Phononic materials with effectively scale-separated hierarchical features using interpretable machine learning
Mary V. Bastawrous, Zhi Chen, Alexander C. Ogren, Chiara Daraio, Cynthia Rudin, L. Catherine Brinson
TL;DR
This work tackles the challenge of designing hierarchical phononic materials with tunable multi-band gaps by extending the interpretable unit-cell template method to hierarchical templates. A two-level coarse-to-fine design enables scale separation, allowing coarse-scale bandgap objectives to be preserved while refining fine-scale features to realize additional high-frequency bandgaps, all within a much larger, not previously explored design space. The method demonstrates robust scale-separation: coarse objectives remain intact as fine features are added, with quantified robustness via fine-scale transfer precision and substantial computational savings from sequential design. Numerical and experimental validations—featuring FE dispersion analysis and a 3D-validated, 8×8 steel lattice with LDV measurements—confirm that the hierarchical templates can realize prescribed bandgaps in real structures, offering a flexible route to multidimensional wave control in metamaterials.
Abstract
Manipulating the dispersive characteristics of vibrational waves is beneficial for many applications, e.g., high-precision instruments. architected hierarchical phononic materials have sparked promise tunability of elastodynamic waves and vibrations over multiple frequency ranges. In this article, hierarchical unit-cells are obtained, where features at each length scale result in a band gap within a targeted frequency range.
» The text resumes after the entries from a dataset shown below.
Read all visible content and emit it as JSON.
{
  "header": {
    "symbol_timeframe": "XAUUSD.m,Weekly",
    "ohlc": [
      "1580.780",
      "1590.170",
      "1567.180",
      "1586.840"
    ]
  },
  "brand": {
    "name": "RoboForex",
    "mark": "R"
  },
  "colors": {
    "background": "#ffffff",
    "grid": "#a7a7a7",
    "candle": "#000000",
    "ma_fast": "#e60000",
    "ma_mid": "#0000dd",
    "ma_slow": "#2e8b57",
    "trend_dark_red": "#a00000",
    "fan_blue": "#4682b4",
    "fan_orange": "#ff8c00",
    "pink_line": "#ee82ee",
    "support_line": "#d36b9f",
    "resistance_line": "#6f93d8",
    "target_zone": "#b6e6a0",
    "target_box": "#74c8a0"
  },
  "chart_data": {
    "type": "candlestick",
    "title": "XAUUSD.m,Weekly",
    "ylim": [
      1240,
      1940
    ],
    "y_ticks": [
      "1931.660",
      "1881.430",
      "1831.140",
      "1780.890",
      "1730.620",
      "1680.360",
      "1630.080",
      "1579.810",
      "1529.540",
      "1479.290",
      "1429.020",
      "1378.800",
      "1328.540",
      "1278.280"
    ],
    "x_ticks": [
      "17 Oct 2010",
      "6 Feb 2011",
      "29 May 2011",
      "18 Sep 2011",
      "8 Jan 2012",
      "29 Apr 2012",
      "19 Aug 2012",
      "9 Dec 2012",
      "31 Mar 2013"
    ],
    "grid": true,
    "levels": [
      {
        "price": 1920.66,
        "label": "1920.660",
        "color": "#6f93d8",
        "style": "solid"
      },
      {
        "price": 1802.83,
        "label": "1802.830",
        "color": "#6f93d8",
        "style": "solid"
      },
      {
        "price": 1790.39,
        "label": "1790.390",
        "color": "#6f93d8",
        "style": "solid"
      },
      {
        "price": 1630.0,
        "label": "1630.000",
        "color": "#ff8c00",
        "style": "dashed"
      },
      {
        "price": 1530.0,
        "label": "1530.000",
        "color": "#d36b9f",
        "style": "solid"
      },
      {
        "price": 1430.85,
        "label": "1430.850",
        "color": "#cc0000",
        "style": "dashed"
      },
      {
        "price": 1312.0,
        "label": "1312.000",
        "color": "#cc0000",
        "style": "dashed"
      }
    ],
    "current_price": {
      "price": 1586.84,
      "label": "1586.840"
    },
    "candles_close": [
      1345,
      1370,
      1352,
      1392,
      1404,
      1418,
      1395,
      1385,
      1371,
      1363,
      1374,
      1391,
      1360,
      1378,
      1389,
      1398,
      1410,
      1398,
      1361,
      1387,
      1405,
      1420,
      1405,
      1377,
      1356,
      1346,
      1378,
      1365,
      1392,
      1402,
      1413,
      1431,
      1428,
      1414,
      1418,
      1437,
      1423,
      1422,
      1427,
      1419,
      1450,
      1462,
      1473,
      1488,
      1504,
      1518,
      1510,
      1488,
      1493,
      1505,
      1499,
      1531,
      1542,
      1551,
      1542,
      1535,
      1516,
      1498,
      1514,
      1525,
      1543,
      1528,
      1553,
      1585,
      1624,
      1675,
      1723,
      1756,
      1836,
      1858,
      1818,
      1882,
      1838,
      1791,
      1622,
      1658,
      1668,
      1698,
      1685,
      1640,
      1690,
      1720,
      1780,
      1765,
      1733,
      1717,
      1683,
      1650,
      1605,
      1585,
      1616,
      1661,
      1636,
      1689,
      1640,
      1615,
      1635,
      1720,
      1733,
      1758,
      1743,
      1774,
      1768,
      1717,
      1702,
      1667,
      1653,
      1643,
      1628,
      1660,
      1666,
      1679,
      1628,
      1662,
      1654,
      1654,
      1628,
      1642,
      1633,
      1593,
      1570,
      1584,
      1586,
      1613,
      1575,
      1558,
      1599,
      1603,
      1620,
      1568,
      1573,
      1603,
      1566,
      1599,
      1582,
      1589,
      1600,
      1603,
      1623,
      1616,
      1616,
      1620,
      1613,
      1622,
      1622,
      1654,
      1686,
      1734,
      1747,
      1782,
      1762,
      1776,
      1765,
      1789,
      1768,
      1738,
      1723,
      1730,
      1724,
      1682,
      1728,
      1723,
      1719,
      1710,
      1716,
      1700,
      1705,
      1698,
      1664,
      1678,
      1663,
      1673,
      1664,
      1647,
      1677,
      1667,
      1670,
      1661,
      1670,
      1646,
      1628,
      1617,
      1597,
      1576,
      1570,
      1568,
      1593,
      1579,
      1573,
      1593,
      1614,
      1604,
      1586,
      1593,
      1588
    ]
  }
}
Our novel approach, the ``hierarchical unit-cell template method,'' is an interpretable machine-learning approach that uncovers global unit-cell shape/topology patterns corresponding to predefined band-gap objectives. A scale-separation effect is observed where the coarse-scale band-gap objective is mostly unaffected by the fine-scale features despite the closeness of their length scales, thus enabling an efficient hierarchical algorithm. Moreover, the hierarchical patterns revealed are not predefined or self-similar hierarchies as common in current hierarchical phononic materials. Thus, our approach offers a flexible and efficient method for the exploration of new regions in the hierarchical design space, extracting minimal effective patterns for inverse design in applications targeting multiple frequency ranges.